Messias tem currículo robusto: procurador do Banco Central, subchefe jurídica da Presidência, procurador da Fazenda Nacional e atual AGU. Seu problema, porém, não é técnico, é político. Desde o anúncio da indicação, o advogado-geral tenta contato com Alcolumbre: liga, envia mensagens, aciona aliados. Nada. O silêncio é calculado.

O contra-ataque veio rápido: Alcolumbre pautou e aprovou, em velocidade recorde, a regulamentação da aposentadoria especial para agentes comunitários de saúde — medida com impacto bilionário para o governo. Além disso, marcou a sabatina de Messias para 10 de dezembro, dando ao indicado apenas dez dias úteis para buscar votos, numa clara demonstração de má vontade.

Nos bastidores, senadores afirmam que o presidente do Congresso está orientando aliados a não receber o indicado. Aproveitando o clima pós-prisão de Jair Bolsonaro, Alcolumbre trabalha para atrair oposicionistas, aumentando a resistência à aprovação.

Messias busca apoio e encontra bloqueios

Mesmo com padrinhos de peso, Gilmar Mendes, Kassio Nunes Marques, André Mendonça e até o pastor Silas Malafaia —, Messias enfrenta um ambiente hostil. Há quem diga que o verdadeiro objetivo do senador é forçar o governo a negociar cargos e emendas, como fez em 2021 ao segurar por quatro meses a sabatina de André Mendonça.

Agora, porém, o jogo é mais arriscado: Messias tem menos votos garantidos e enfrenta uma operação coordenada para esvaziar sua candidatura.

Planos e interesses em jogo

O conflito também expõe as ambições futuras de Alcolumbre. Detentor de ampla influência sobre cargos estratégicos e sobre a liberação de emendas, ele trabalha para seguir comandando o Congresso na próxima legislatura. Confrontar Lula pode fortalecer sua posição entre senadores, mas também gerar prejuízos caso o Planalto decida revidar.

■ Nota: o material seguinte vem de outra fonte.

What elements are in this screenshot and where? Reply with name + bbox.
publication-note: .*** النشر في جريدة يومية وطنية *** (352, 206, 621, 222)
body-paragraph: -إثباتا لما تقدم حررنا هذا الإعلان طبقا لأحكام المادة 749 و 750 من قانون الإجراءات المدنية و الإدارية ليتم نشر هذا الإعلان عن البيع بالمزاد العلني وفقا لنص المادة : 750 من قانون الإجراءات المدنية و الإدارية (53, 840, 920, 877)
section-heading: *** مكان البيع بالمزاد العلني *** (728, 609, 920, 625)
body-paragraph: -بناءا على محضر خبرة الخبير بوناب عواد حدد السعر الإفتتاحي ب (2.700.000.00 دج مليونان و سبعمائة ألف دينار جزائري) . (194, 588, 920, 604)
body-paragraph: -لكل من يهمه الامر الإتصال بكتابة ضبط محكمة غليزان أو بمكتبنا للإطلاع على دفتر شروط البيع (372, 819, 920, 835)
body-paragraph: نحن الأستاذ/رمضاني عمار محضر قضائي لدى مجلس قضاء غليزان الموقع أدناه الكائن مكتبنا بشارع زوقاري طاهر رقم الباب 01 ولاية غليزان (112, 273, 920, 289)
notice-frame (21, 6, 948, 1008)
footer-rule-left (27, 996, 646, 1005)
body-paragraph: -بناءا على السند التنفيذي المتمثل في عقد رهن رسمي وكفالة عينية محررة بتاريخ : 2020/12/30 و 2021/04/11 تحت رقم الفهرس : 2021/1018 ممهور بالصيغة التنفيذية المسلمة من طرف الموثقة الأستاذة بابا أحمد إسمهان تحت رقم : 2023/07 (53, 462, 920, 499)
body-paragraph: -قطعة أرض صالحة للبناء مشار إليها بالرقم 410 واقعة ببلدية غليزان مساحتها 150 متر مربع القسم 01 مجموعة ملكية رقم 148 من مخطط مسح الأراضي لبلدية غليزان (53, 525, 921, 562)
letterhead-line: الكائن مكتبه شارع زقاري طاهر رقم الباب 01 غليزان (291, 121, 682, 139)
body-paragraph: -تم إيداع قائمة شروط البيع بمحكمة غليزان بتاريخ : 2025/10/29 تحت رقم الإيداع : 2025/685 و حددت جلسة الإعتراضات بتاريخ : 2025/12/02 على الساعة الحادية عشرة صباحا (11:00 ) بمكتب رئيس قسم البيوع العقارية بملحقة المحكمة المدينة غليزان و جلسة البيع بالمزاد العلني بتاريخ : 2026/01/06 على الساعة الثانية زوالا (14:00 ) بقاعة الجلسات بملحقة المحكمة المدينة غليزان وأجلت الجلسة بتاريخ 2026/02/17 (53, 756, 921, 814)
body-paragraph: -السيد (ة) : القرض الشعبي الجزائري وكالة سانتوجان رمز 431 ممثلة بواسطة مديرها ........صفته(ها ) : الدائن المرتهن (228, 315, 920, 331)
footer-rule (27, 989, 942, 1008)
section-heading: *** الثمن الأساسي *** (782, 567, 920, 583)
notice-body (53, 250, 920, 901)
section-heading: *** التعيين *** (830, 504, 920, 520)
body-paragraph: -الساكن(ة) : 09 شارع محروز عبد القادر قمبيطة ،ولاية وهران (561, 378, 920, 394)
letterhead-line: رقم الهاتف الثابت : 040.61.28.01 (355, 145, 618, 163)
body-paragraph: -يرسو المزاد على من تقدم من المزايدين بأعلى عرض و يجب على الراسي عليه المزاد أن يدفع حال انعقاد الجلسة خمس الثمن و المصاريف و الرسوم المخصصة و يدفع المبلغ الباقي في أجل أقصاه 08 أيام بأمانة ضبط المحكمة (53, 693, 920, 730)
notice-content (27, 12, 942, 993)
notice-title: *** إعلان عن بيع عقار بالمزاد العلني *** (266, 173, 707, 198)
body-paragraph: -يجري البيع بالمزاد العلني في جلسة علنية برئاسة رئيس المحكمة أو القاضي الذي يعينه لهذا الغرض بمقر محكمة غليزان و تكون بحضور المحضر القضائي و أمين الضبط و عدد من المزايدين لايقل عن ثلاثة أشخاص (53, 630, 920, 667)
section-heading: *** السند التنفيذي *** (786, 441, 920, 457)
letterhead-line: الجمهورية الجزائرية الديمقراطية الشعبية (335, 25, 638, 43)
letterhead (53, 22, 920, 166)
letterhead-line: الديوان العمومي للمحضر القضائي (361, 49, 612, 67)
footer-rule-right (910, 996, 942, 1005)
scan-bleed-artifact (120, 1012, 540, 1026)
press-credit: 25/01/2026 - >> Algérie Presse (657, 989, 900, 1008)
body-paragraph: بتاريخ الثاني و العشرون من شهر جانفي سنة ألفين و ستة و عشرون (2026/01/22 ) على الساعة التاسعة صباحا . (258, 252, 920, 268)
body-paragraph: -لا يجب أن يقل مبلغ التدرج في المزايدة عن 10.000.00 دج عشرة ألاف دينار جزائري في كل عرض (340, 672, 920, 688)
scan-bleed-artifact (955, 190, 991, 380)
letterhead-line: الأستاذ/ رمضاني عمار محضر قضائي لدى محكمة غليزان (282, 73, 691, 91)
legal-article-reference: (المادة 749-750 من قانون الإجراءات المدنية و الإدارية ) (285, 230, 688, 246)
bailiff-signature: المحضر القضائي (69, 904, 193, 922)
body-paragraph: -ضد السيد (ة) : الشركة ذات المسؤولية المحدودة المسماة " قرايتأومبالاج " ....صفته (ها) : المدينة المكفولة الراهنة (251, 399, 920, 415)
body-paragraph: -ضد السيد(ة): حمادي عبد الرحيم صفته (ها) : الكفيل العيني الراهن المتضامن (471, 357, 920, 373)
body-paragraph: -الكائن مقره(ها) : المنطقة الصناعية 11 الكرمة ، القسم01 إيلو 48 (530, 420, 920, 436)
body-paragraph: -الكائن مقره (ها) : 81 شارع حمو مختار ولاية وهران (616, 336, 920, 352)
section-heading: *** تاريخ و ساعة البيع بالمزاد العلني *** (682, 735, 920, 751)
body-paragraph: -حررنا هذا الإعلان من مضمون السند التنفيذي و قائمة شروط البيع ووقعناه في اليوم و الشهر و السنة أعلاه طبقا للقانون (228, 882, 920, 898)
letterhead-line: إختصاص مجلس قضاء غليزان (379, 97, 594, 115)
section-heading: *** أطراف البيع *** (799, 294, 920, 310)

Na cerimônia de sanção da nova faixa de isenção do Imposto de Renda, Alcolumbre sequer apareceu, limitando-se a divulgar nota genérica exaltando o “diálogo maduro” entre Congresso e governo, frase que, no atual contexto, soa mais como um recado.

A batalha que vem aí

A indicação de Jorge Messias virou teste de sobrevivência política para ambos os lados. Lula tenta mostrar que mantém autoridade sobre sua base e que não cede à pressão do Congresso. Alcolumbre, por sua vez, mede sua capacidade de impor derrotas ao governo e reforçar seu papel de protagonista na sucessão ao STF.

A sabatina do dia 10 promete ser o primeiro round público de uma disputa que já incendiou Brasília. E que pode redefinir o equilíbrio de forças entre Executivo e Legislativo nos próximos meses.